Дмитрий Шуйский ничего не понял, а князь Василий насторожился. Пора было ограничивать разговор, а еще лучше оканчивать.
– Эй, кто там из челяди! – хлопнул он в ладоши. – А ну, принесите нам меда и браги! Выпьем за имя царское и за здоровье его.
И захолодело в животе у Шуйского. Почувствовал он, что могут его сдать. Но не мог он уже остановиться. Его постоянно грызла мысль: «Кому я сам открыл дорогу в Москву? Кого посадил на трон сам, своими руками?»
А Богдан Яковлевич Бельский прекрасно понимал, что при государе Дмитрии Иоанновиче он будет в высокой чести, а при царе Василии Ивановиче Шуйском неизвестно где окажется. Может быть, и на погосте.
* * *
К удивлению поляков, кремлевской обслуги и самого Басманова, молодой государь вел себя в Кремле так, будто родился в нем.
Его не смущало огромное количество челяди самого разного ранга и назначения.
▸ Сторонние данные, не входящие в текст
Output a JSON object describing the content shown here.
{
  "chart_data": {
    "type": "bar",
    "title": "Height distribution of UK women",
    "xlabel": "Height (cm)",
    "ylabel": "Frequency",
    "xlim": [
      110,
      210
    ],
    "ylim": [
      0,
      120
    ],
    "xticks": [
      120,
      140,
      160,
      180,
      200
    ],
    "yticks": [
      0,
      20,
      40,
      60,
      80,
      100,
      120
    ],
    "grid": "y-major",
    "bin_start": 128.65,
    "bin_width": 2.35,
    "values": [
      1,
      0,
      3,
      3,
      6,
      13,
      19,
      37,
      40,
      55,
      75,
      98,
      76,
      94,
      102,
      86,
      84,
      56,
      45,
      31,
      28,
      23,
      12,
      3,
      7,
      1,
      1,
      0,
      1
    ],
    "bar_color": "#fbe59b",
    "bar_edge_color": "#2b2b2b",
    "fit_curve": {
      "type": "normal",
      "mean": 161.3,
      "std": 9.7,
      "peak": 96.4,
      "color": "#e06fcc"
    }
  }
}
Не смущали золотые ткани, которыми были обиты царские комнаты. Не смущала золотая посуда и дикое количество блюд и питья, подаваемых к каждому столу.
Держался он по-царски: порою чрезвычайно добро, порою самодурно, порою просто свирепо. И все же Дмитрий прекрасно понимал, что для спокойного царствования ему необходимо переехать три бревна.